Fighting Cancer with Pre-Existing Marital Problems
It goes without saying that cancer affects the whole family. A cancer diagnosis for one member of the family is a blow to the whole family. It is the emotional need of the patient to be as close to all their loved ones, especially their spouse. Allow your partner to be fully involved in your life. Let them climb in the trenches with you. Let them help you, from accompanying you to your appointments to grocery shopping.
Adding on, being a caregiver is not easy. You wake up every morning in shock as to how you ended up in this situation. Caregiving while being in a rocky marriage is frustrating and painful. You may feel emotionally distressed, severely sad, and, at times, hopeless. And if your in-laws did not support you in the past, there is a strong chance they will not support you as the primary caregiver of their love one.

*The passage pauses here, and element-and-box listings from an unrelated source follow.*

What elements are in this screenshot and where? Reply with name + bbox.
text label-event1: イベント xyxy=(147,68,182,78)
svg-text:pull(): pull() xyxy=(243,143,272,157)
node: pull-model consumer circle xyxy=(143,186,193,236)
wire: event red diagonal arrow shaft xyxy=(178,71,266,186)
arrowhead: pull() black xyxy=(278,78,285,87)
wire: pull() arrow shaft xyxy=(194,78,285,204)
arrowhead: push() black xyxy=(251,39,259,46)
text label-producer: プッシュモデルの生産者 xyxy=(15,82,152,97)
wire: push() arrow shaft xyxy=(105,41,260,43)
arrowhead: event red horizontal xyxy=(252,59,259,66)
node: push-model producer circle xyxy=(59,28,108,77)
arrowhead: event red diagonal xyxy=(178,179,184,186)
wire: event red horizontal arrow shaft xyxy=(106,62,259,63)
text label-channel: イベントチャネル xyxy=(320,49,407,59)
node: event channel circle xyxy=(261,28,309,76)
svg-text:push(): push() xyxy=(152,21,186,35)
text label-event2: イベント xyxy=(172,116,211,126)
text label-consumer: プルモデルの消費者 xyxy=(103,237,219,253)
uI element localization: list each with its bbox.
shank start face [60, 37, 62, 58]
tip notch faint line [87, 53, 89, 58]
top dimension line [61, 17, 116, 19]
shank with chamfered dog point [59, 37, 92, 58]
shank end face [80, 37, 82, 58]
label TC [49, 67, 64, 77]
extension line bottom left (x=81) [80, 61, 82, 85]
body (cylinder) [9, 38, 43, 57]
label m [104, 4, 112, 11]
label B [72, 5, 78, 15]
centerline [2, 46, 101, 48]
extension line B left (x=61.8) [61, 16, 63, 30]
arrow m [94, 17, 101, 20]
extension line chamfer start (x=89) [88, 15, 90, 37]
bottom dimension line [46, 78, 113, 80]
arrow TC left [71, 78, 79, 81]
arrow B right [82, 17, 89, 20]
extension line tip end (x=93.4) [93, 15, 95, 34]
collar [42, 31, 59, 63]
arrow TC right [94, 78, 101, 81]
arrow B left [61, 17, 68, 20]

Try to use your caregiving role to mend your bond with your partner. Even as a caregiver, put yourself first. Gain support from your family, friends, maintain a healthy diet, exercise, and take a break whenever you feel you need one. These are some things my friend Eric practiced as the caregiver for his then-wife Amy.
Before Amy was diagnosed with breast cancer, she and Eric had a bitter marriage, fueled by years of conflict. It all stemmed from the fact that Amy's father never approved of him or their relationship. For years, Amy was torn between pleasing her father and loving her husband. The years of confirmation bias took a toll on both Amy and Eric. As a result of which, he and Amy decided (2 years pre-diagnosis) to move away from her parents towards Eric's family who was supportive of them both. However, after the diagnosis, Amy’s parents came back in the picture and the same old family conflicts started again.
After doing some research for Eric and Amy, I learned that unmarried women had lesser chances of recovering from breast cancer then married women. The assumption was married women already had 24 hour support from their spouse built-in and unmarried women had to build their support system. Amy had support; however, Eric went into the cancer battle as the primary caregiver completely isolated, alone, and without any emotional support from his in-laws, his wife or his wife’s friends, all the while suffering from verbal and emotional abuse. Subsequently, they ended up separating and later divorced during the most important period of their relationship. Amy's cancer may have given her parents the victory they always wanted, Eric being pushed out of their daughter's life, but at what cost?
If you have pre-existing problems in your marital life, see this situation as an opportunity to get back the lost love and intimacy between the two of you. Your marital problems must not come in the way of the recovery process. Also, try hard not to let negativity or hostility from the cancer patient’s friends and family impact your emotions or mood. Try to gain the happiness you have always longed for. Give your partner a peaceful and emotionally stable environment to increase your loved one’s survival chances. Even if that means seeking intervention to resolve issues between you and the cancer patient’s close friends and family members out of the view of the patient. Just remember, at the end of the day, you are the primary caregiver and you are responsible for the emotional wellbeing of the cancer patient and yourself.
If a family intervention is not plausible, incorporate marriage counseling between you and the cancer patient. The purpose of this counseling should not be a platform to address old issues; on the contrary, this should be an opportunity for the cancer patient to outline what support they need from their spouse. Also, this should be an opportunity for the patient and spouse to learn how to support each other emotionally during cancer treatment.
At some point, counseling and or family grief therapy sessions will be needed during palliative care within high conflict families. It has been proven that such therapies optimize the family’s ability to cope and encourage the sharing of pain and grief. The professional intervention will help family members to focus on shared interests. Therapy will assist in discovering what the entire family, especially the patient, would achieve out of healthy relationships.
The key takeaway is this, some cancers are not curable; however, therapy is known for curing the cancer of a toxic family relationship. Because at the end of the day, providing emotional support to the primary caregiver "spouse", translates to emotional support to the cancer patient as well.